Radikalisme dengan Terorisme Ibarat Software dan Hardware

 
Radikalisme dengan Terorisme Ibarat Software dan Hardware
Sumber Gambar: Dok. JawaPos.com

Laduni.ID, Jakarta – Berpikir radikal dalam filsafat dan sains bertujuan untuk mencari dan menemukan kebenaran, dengan asumsi kebenaran yang ada sekarang belum final, siap diuji, dikonfirmasi dan direvisi jika ketemu kebenaran yang lebih benar

Radikal dalam konteks ini bersifat terbuka, objektif, metodologis dan universal. Tidak masalah dengan berpikir radikal dalam filsafat dan sains. Baik-baik saja. Sangat positif dan tidak destruktif bagi kehidupan umat manusia.

Radikalisme dalam konteks politik bertolak belakang dengan berpikir radikal dalam filsafat dan sains. Radikalisme adalah ideologi tertutup yang kebenarannya dianggap final sehingga tidak boleh diuji, dikonfirmasi, dievaluasi dan direvisi. Radikalisme tidak berkomitmen terhadap kebenaran.

Radikalisme berorientasi kepada kekuasaan. Sebagai paham yang ingin mengubah suatu sistem politik dari dasarnya secara menyeluruh dalam waktu yang sesingkat-singkatnya.

Perubahan sistem politik secara menyeluruh dalam waktu singkat hanya dapat terjadi dengan menggunakan kekerasan. Perang atau kudeta militer lazim digunakan untuk itu. Perubahan sistem politik melalui mekanisme demokrasi konstitusional dicurigai oleh kaum radikal tidak akan menyentuh akar, parsial dan lamban.

Menggunakan metode kekerasan menjadi keniscayaan. Inilah sebabnya radikalisme dan terorisme tidak bisa dipisahkan.

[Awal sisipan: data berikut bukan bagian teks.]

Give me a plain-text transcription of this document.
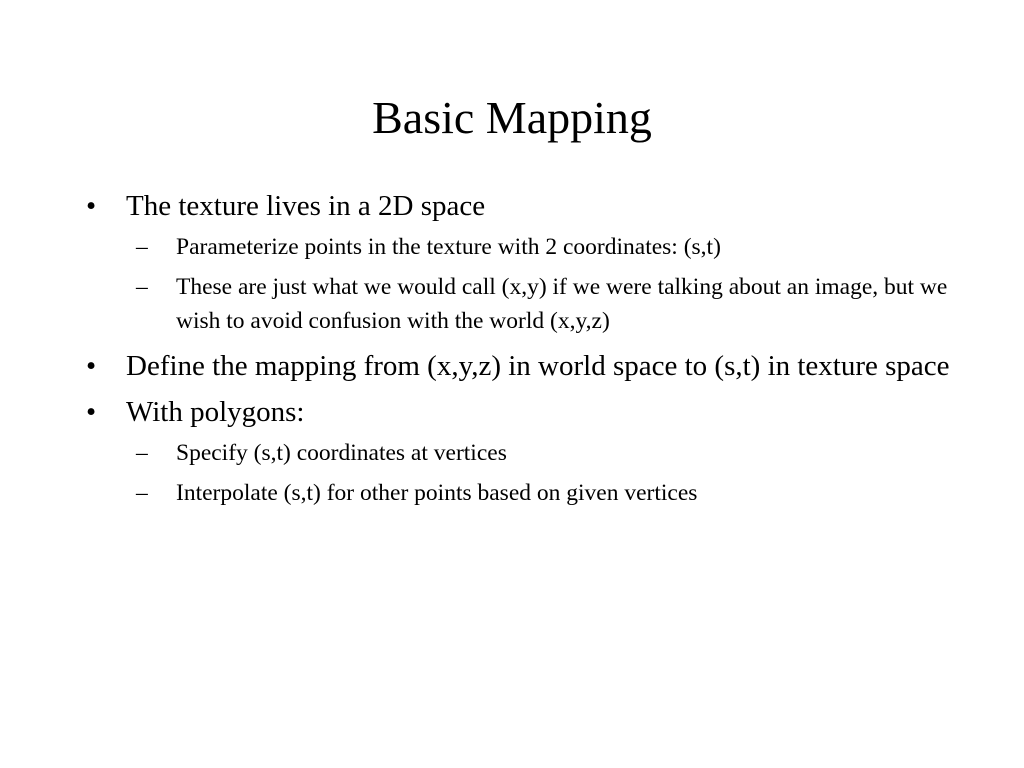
Basic Mapping
•	The texture lives in a 2D space
–	Parameterize points in the texture with 2 coordinates: (s,t)
–	These are just what we would call (x,y) if we were talking about an image, but we wish to avoid confusion with the world (x,y,z)
•	Define the mapping from (x,y,z) in world space to (s,t) in texture space
•	With polygons:
–	Specify (s,t) coordinates at vertices
–	Interpolate (s,t) for other points based on given vertices
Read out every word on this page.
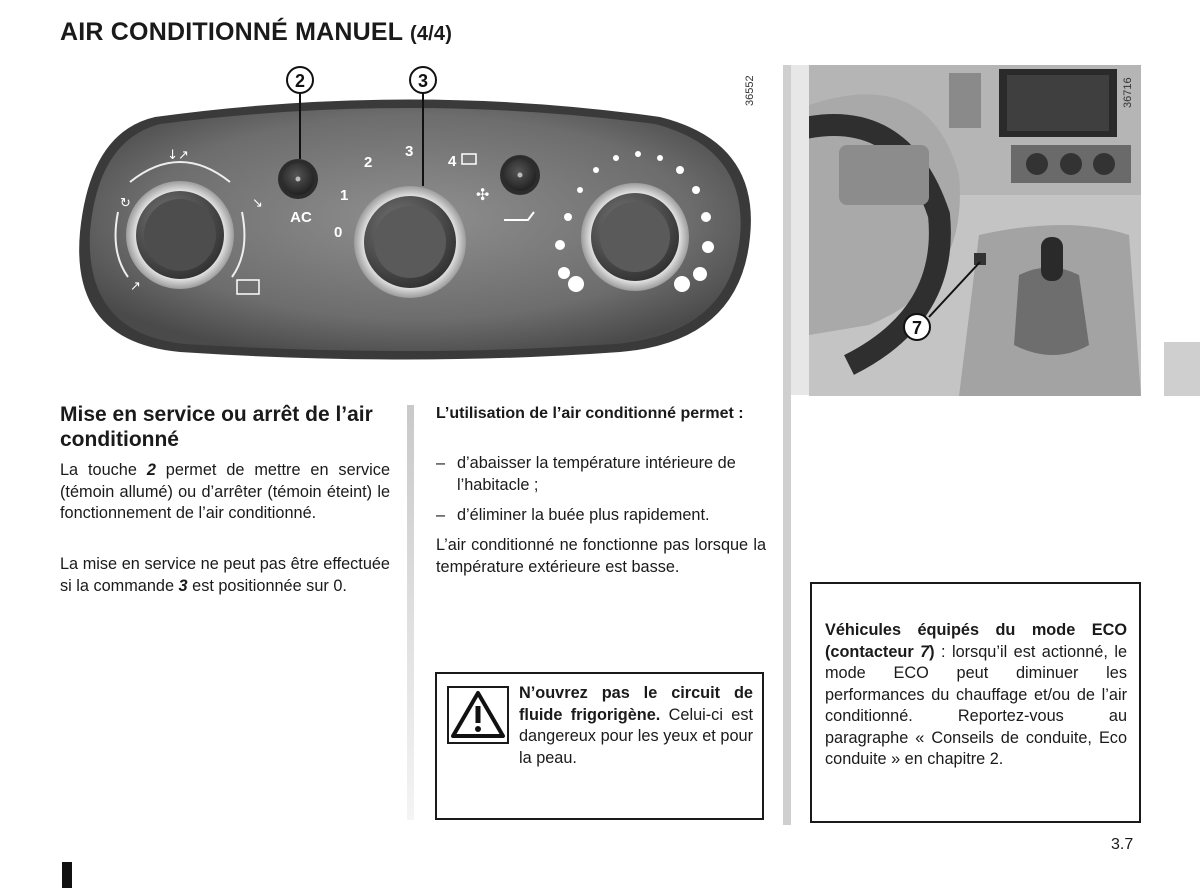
AIR CONDITIONNÉ MANUEL (4/4)
↓↗
↻	↘
↗
AC
0
1
2
3
4
✣
2	3	36552
7
36716
Mise en service ou arrêt de l’air conditionné
La touche 2 permet de mettre en service (témoin allumé) ou d’arrêter (témoin éteint) le fonctionnement de l’air conditionné.
La mise en service ne peut pas être effectuée si la commande 3 est positionnée sur 0.
L’utilisation de l’air conditionné permet :
– d’abaisser la température intérieure de l’habitacle ;
– d’éliminer la buée plus rapidement.
L’air conditionné ne fonctionne pas lorsque la température extérieure est basse.
N’ouvrez pas le circuit de fluide frigorigène. Celui-ci est dangereux pour les yeux et pour la peau.
Véhicules équipés du mode ECO (contacteur 7) : lorsqu’il est actionné, le mode ECO peut diminuer les performances du chauffage et/ou de l’air conditionné. Reportez-vous au paragraphe « Conseils de conduite, Eco conduite » en chapitre 2.
3.7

Radikalisme ibarat software, terorisme yang menjadi hardware.

HTI mengklaim anti kekerasan, padahal doktrin thalabun nushrah yang mereka adopsi sarat dengan kekerasan, dimana HTI melakukan penyusupan, perekrutan, pembinaan, penggunaan dan penggerakan jenderal militer untuk mengambil alih kekuasaan.

Kekerasan simbolik melalui bendera rayah yang berwarna hitam kerap ditunjukkan HTI di tempat-tempat umum. Bendera rayah yang berwarna hitam adalah bendera perang.

Dengan bendera tersebut, HTI ingin menyampaikan pesan, bahwa mereka akan memerangi siapa saja yang menghalangi khilafah tahririyah mereka.

Ancaman ini langsung disampaikan oleh Amir Hizbut Tahrir Atha bin Khalil Abu Rusytah di depan peserta Muktamar Ulama Nasional (MUN) 21 Juli 2009 di Istora Senayan Jakarta. Amir HT mengatakan, akan menghukum siapa saja yang pernah menghalangi perjuangan HT dalam mendirikan khilafah (tahririyah), jika khilafah (tahririyah) tegak nanti. (Al-Wa’ie no. 108, Agustus 2009 hal, 63).

Sedangkan kekerasan verbal, sudah tidak kehitung banyaknya. Sumpah sarapah, ujaran kebencian, caci maki, celaan dan hujatan mengalir deras dari lisan dan tulisan HTI.

Kekerasan dengan motif ideologi adalah hakikat dari terorisme. Radikalisme dan terorisme tidak dapat dipisahkan, satu sama lain.